Graph Neural Networks (GNNs) are emerging as a powerful tool for learning from graph-structured data and performing sophisticated inference tasks in various application domains. Although GNNs have been shown to be effective on modest-sized graphs, training them on large-scale graphs remains a significant challenge due to lack of efficient data access and data movement methods. Existing frameworks for training GNNs use CPUs for graph sampling and feature aggregation, while the training and updating of model weights are executed on GPUs. However, our in-depth profiling shows the CPUs cannot achieve the throughput required to saturate GNN model training throughput, causing gross under-utilization of expensive GPU resources. Furthermore, when the graph and its embeddings do not fit in the CPU memory, the overhead introduced by the operating system, say for handling page-faults, comes in the critical path of execution. To address these issues, we propose the GPU Initiated Direct Storage Access (GIDS) dataloader, to enable GPU-oriented GNN training for large-scale graphs while efficiently utilizing all hardware resources, such as CPU memory, storage, and GPU memory with a hybrid data placement strategy. By enabling GPU threads to fetch feature vectors directly from storage, GIDS dataloader solves the memory capacity problem for GPU-oriented GNN training. Moreover, GIDS dataloader leverages GPU parallelism to tolerate storage latency and eliminates expensive page-fault overhead. Doing so enables us to design novel optimizations for exploiting locality and increasing effective bandwidth for GNN training.
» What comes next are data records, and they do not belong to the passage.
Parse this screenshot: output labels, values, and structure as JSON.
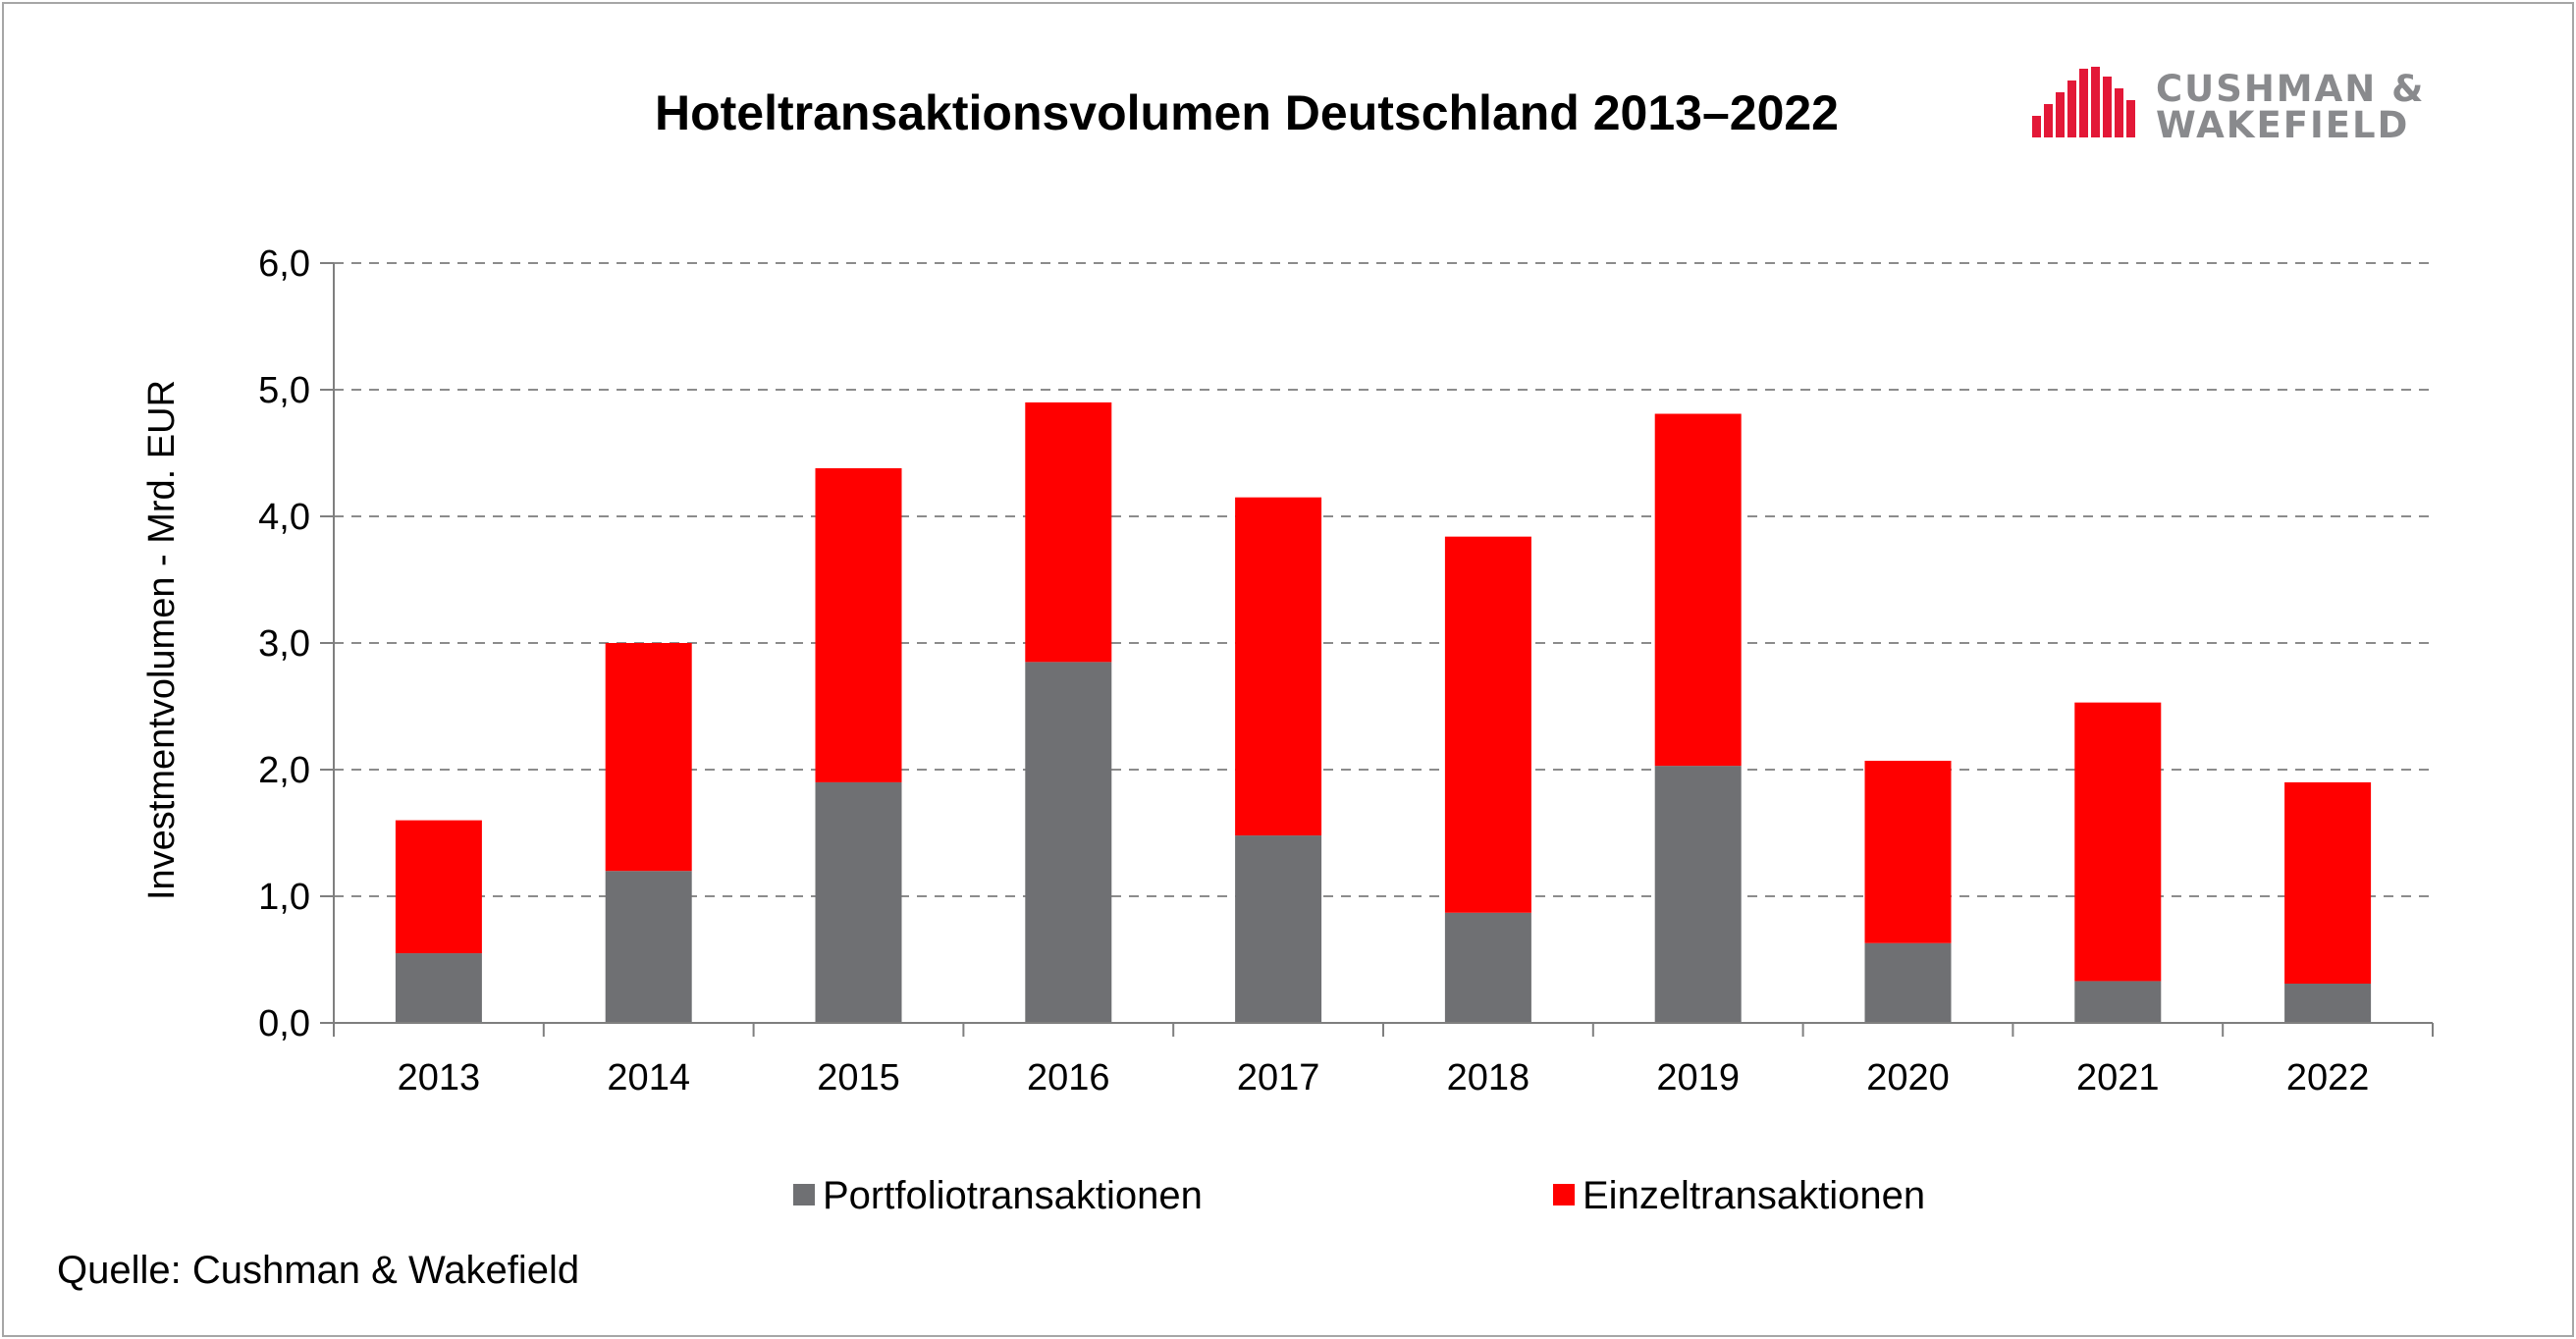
{
  "chart_data": {
    "type": "bar",
    "stacked": true,
    "title": "Hoteltransaktionsvolumen  Deutschland 2013–2022",
    "xlabel": "",
    "ylabel": "Investmentvolumen - Mrd. EUR",
    "categories": [
      "2013",
      "2014",
      "2015",
      "2016",
      "2017",
      "2018",
      "2019",
      "2020",
      "2021",
      "2022"
    ],
    "series": [
      {
        "name": "Portfoliotransaktionen",
        "color": "#6f7073",
        "values": [
          0.55,
          1.2,
          1.9,
          2.85,
          1.48,
          0.87,
          2.03,
          0.63,
          0.33,
          0.31
        ]
      },
      {
        "name": "Einzeltransaktionen",
        "color": "#ff0000",
        "values": [
          1.05,
          1.8,
          2.48,
          2.05,
          2.67,
          2.97,
          2.78,
          1.44,
          2.2,
          1.59
        ]
      }
    ],
    "ylim": [
      0,
      6
    ],
    "yticks": [
      0,
      1,
      2,
      3,
      4,
      5,
      6
    ],
    "ytick_labels": [
      "0,0",
      "1,0",
      "2,0",
      "3,0",
      "4,0",
      "5,0",
      "6,0"
    ],
    "grid": true,
    "legend_position": "bottom"
  },
  "source": "Quelle: Cushman & Wakefield",
  "logo": {
    "line1": "CUSHMAN &",
    "line2": "WAKEFIELD",
    "color": "#e31837",
    "text_color": "#898a8d"
  }
}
Our evaluation using a single GPU on terabyte-scale GNN datasets shows that GIDS dataloader accelerates the overall DGL GNN training pipeline by up to 392X when compared to the current, state-of-the-art DGL dataloader.

翻译：图神经网络（GNN）正成为从图结构数据中学习并在各应用领域执行复杂推理任务的有力工具。尽管GNN在中等规模图上已展现有效性，但在大规模图上训练仍因缺乏高效数据访问与数据移动方法而面临重大挑战。现有GNN训练框架采用CPU执行图采样与特征聚合，而模型权重的训练与更新则在GPU上进行。然而，深度性能分析表明，CPU无法达到饱和GNN模型训练吞吐量所需的数据吞吐率，导致昂贵的GPU资源严重利用不足。此外，当图数据及其嵌入无法完全容纳于CPU内存时，操作系统处理缺页中断等操作引入的开销将进入执行关键路径。为解决这些问题，我们提出GPU初始化直接存储访问（GIDS）数据加载器，通过混合数据放置策略高效利用CPU内存、存储与GPU内存等所有硬件资源，实现面向GPU的大规模图训练。通过允许GPU线程直接从存储设备获取特征向量，GIDS数据加载器解决了面向GPU的GNN训练中内存容量不足的问题。同时，GIDS数据加载器利用GPU并行性容忍存储延迟，并消除了昂贵的缺页开销，从而设计出利用局部性提升有效带宽的新颖优化方法。在TB级GNN数据集上使用单GPU的评估表明，与当前最先进的DGL数据加载器相比，GIDS数据加载器将DGL GNN训练流水线的整体速度提升了高达392倍。